Anna Ella Carroll - Wartime Role

Wartime Role

In the fall of 1861, Carroll traveled to St. Louis to work with secret agent, Judge Lemuel Dale Evans, who had been appointed by Secretary of State William H. Seward, to assess the feasibility of an invasion of Texas. Carroll worked on her second war powers paper at the Mercantile Library where she sleuthed out information from the head librarian who was Confederate General Joe Johnston’s brother. She took military matters into her own hands when she initiated an interview with a riverboat pilot Capt. Charles M. Scott about the feasibility of the planned Union Mississippi River expedition. Scott informed her that he and other pilots thought the advance ill conceived because there were many defensible points on the Mississippi River that could be reinforced and it could take years just to open it up to navigation. Carroll then questioned Scott about the feasibility of the use of the Tennessee and Cumberland rivers for a Union invasion. Scott provided Carroll technical navigation details. Based on this information Carroll wrote a memorandum that she sent to Assistant Secretary of War Thomas A. Scott and Attorney General Edward Bates in late November 1861, advocating that the combined army-navy forces change their invasion route from the Mississippi to the Tennessee and Cumberland rivers.

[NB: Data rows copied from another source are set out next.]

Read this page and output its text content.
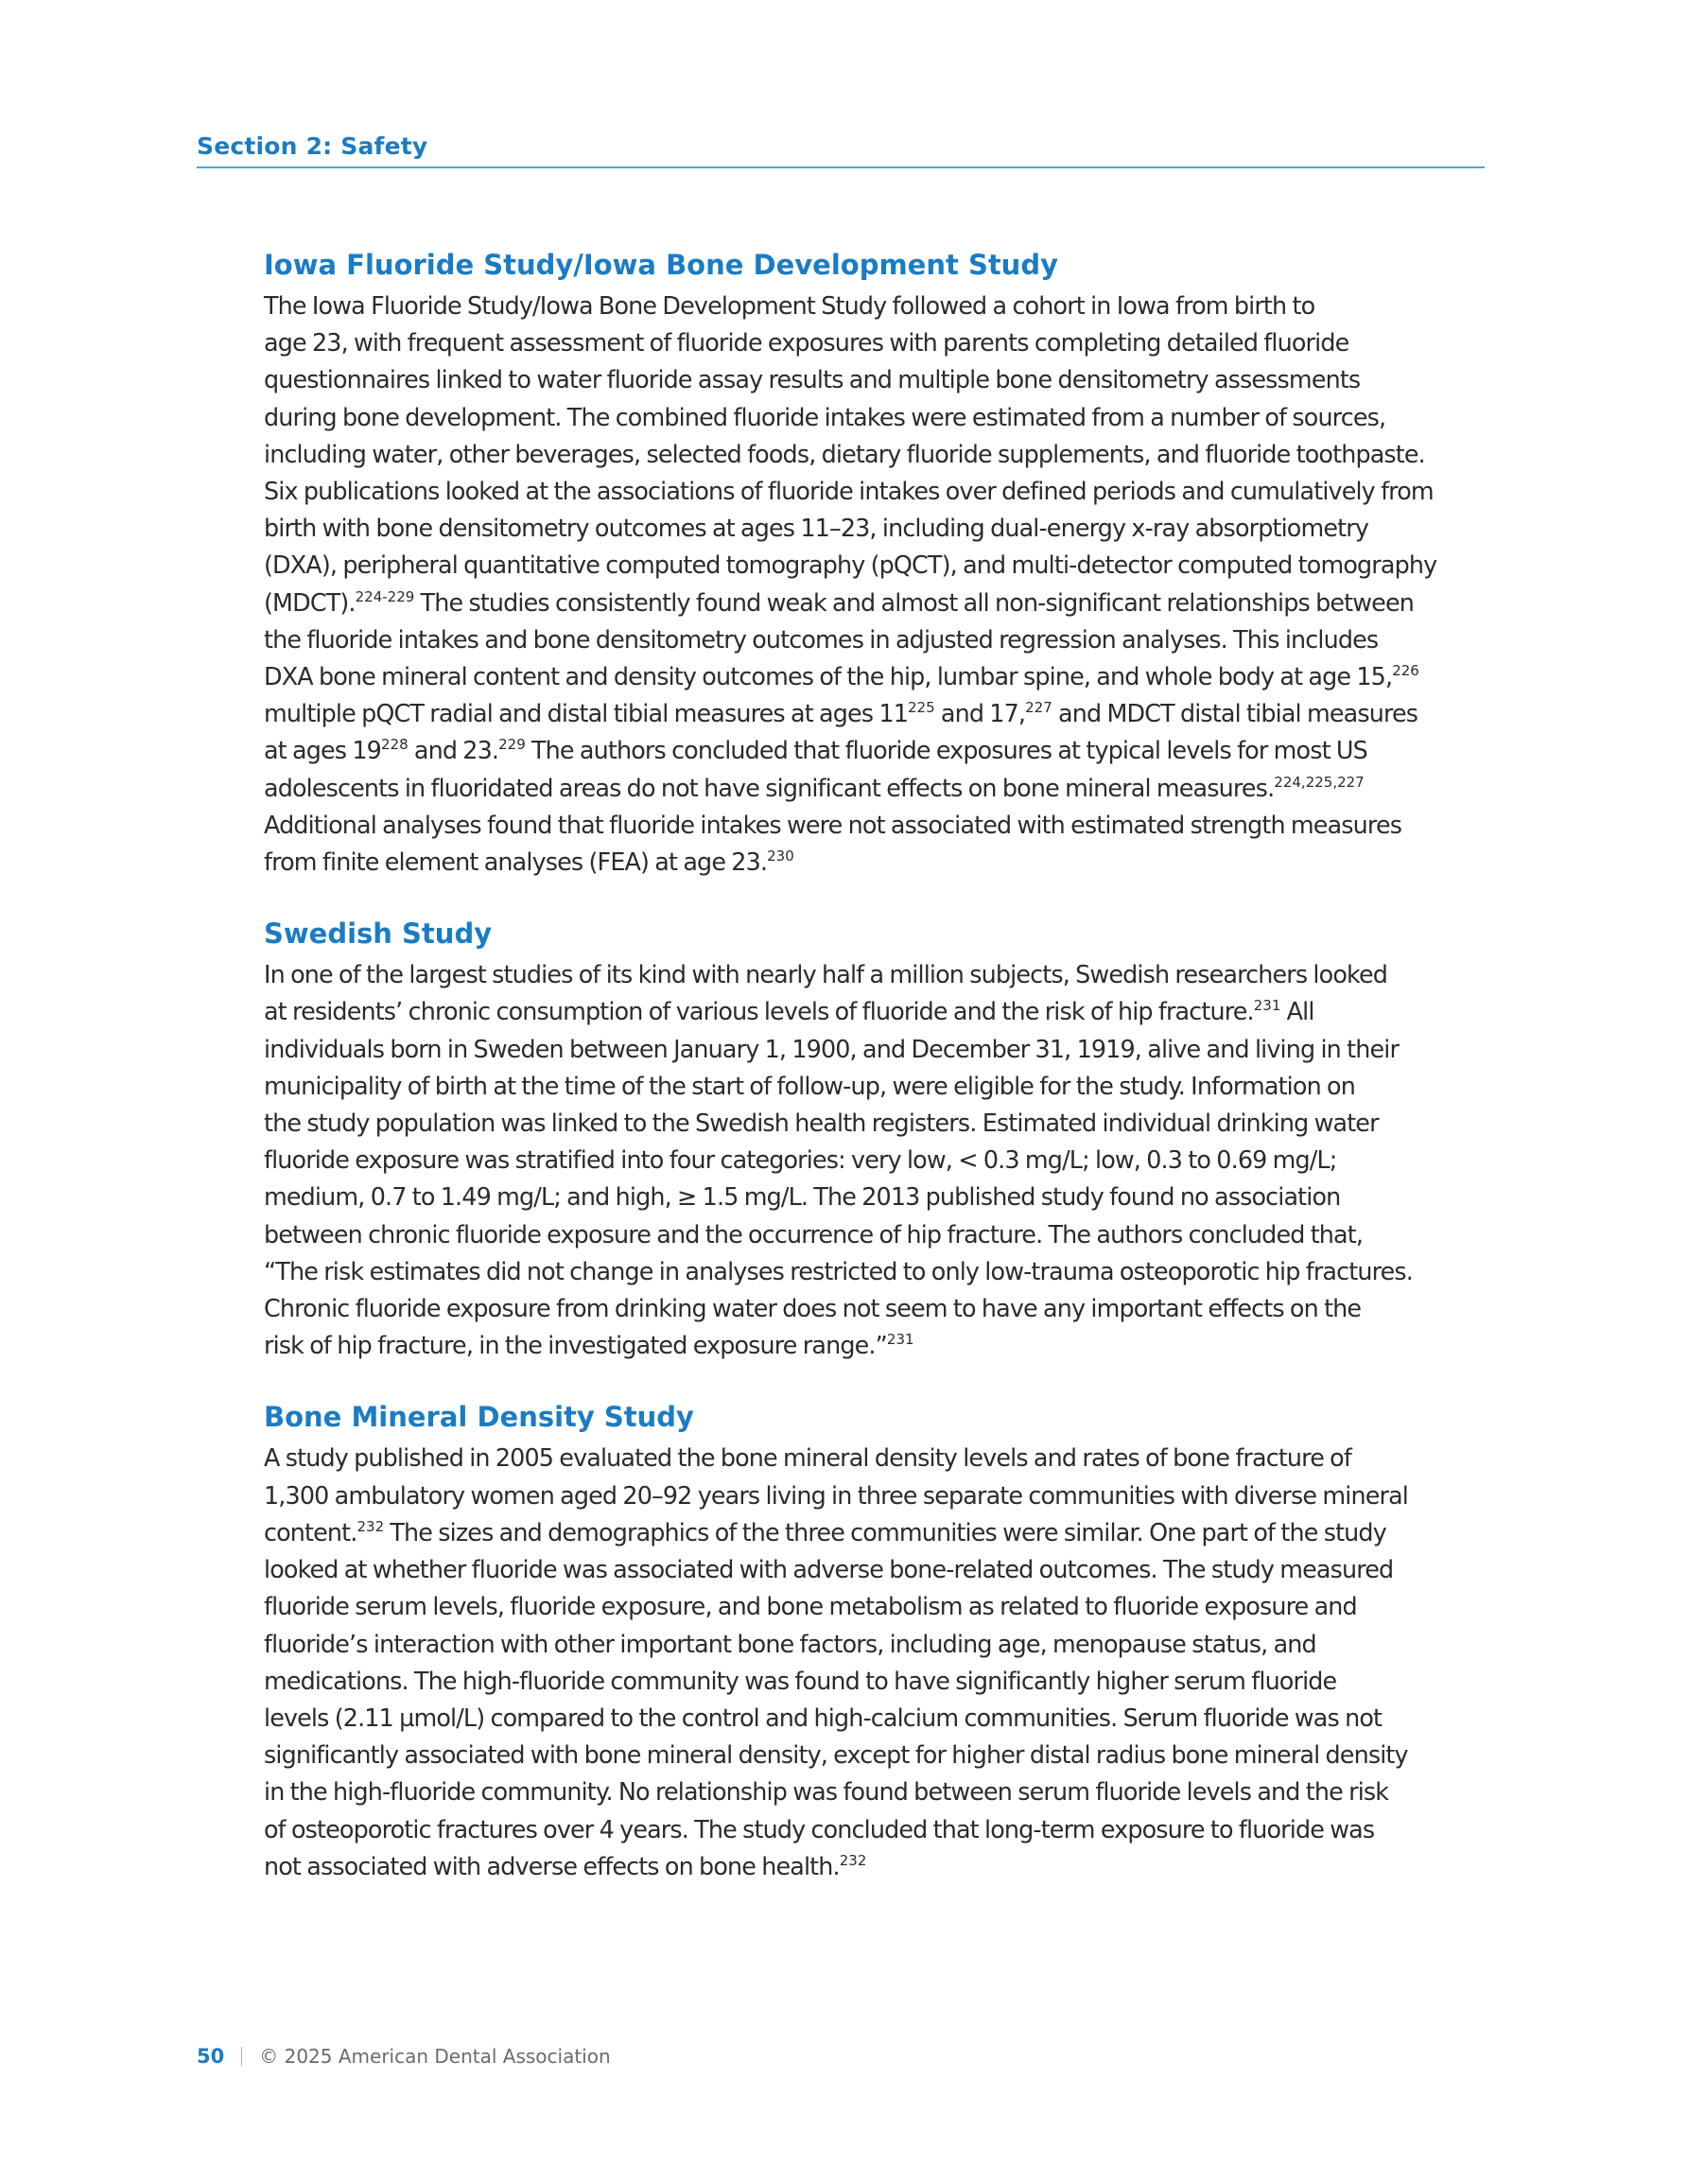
Section 2: Safety
Iowa Fluoride Study/Iowa Bone Development Study

The Iowa Fluoride Study/Iowa Bone Development Study followed a cohort in Iowa from birth to
age 23, with frequent assessment of fluoride exposures with parents completing detailed fluoride
questionnaires linked to water fluoride assay results and multiple bone densitometry assessments
during bone development. The combined fluoride intakes were estimated from a number of sources,
including water, other beverages, selected foods, dietary fluoride supplements, and fluoride toothpaste.
Six publications looked at the associations of fluoride intakes over defined periods and cumulatively from
birth with bone densitometry outcomes at ages 11–23, including dual-energy x-ray absorptiometry
(DXA), peripheral quantitative computed tomography (pQCT), and multi-detector computed tomography
(MDCT).$^{224-229}$ The studies consistently found weak and almost all non-significant relationships between
the fluoride intakes and bone densitometry outcomes in adjusted regression analyses. This includes
DXA bone mineral content and density outcomes of the hip, lumbar spine, and whole body at age 15,$^{226}$
multiple pQCT radial and distal tibial measures at ages $11^{225}$ and 17,$^{227}$ and MDCT distal tibial measures
at ages $19^{228}$ and 23.$^{229}$ The authors concluded that fluoride exposures at typical levels for most US
adolescents in fluoridated areas do not have significant effects on bone mineral measures.$^{224,225,227}$
Additional analyses found that fluoride intakes were not associated with estimated strength measures
from finite element analyses (FEA) at age 23.$^{230}$

Swedish Study

In one of the largest studies of its kind with nearly half a million subjects, Swedish researchers looked
at residents’ chronic consumption of various levels of fluoride and the risk of hip fracture.$^{231}$ All
individuals born in Sweden between January 1, 1900, and December 31, 1919, alive and living in their
municipality of birth at the time of the start of follow-up, were eligible for the study. Information on
the study population was linked to the Swedish health registers. Estimated individual drinking water
fluoride exposure was stratified into four categories: very low, < 0.3 mg/L; low, 0.3 to 0.69 mg/L;
medium, 0.7 to 1.49 mg/L; and high, ≥ 1.5 mg/L. The 2013 published study found no association
between chronic fluoride exposure and the occurrence of hip fracture. The authors concluded that,
“The risk estimates did not change in analyses restricted to only low-trauma osteoporotic hip fractures.
Chronic fluoride exposure from drinking water does not seem to have any important effects on the
risk of hip fracture, in the investigated exposure range.”$^{231}$

Bone Mineral Density Study

A study published in 2005 evaluated the bone mineral density levels and rates of bone fracture of
1,300 ambulatory women aged 20–92 years living in three separate communities with diverse mineral
content.$^{232}$ The sizes and demographics of the three communities were similar. One part of the study
looked at whether fluoride was associated with adverse bone-related outcomes. The study measured
fluoride serum levels, fluoride exposure, and bone metabolism as related to fluoride exposure and
fluoride’s interaction with other important bone factors, including age, menopause status, and
medications. The high-fluoride community was found to have significantly higher serum fluoride
levels (2.11 µmol/L) compared to the control and high-calcium communities. Serum fluoride was not
significantly associated with bone mineral density, except for higher distal radius bone mineral density
in the high-fluoride community. No relationship was found between serum fluoride levels and the risk
of osteoporotic fractures over 4 years. The study concluded that long-term exposure to fluoride was
not associated with adverse effects on bone health.$^{232}$

50 © 2025 American Dental Association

Meanwhile in St. Louis, Major General Henry W. Halleck was planning the same movement without Lincoln’s knowledge. Upon learning that Confederates were possibly sending reinforcements west from Virginia, Halleck ordered Brigadier General Ulysses S. Grant and Flag Officer Andrew Hull Foote to immediately move on Fort Henry and Fort Donelson on the Tennessee and Cumberland rivers in a telegram dated January 30. Scott was dispatched to the Midwest to mobilize reinforcements for Halleck on the night of January 29. On February 6, Fort Henry fell to Foote’s gunboats and on February 13, Fort Donelson fell to Grant’s and Foote’s combined forces. These comprised the first two “real victories” of the Civil War for the Union as Gen. William Sherman wrote later. At the time Carroll’s role in the effort was kept secret, and immediately following the war, she herself gave credit for the plan to Capt. Charles Scott in a letter printed in a leading Washington newspaper, but years later Assistant Secretary of War Scott and Senator Wade testified to it before Congress.

During the remainder of the war, Carroll worked with Lincoln on issues pertaining to colonization and emancipation. She and Aaron Columbus Burr lobbied him to establish a colony of freedmen in British Honduras, today Belize. Although Carroll had freed her own slaves, she lobbied Lincoln against issuing the Emancipation Proclamation fearing that support of Southern Unionists would be lost and resistance to the Union would be stiffened. But, she wrote that Lincoln did have the constitutional right to free the slaves as a temporary war measure under his power as commander-in-chief, since the proclamation would help cripple the organized forces of the rebellion. Yet the measure was not a transfer of title and would have to be suspended once the war emergency ended. To free the slaves required a constitutional amendment.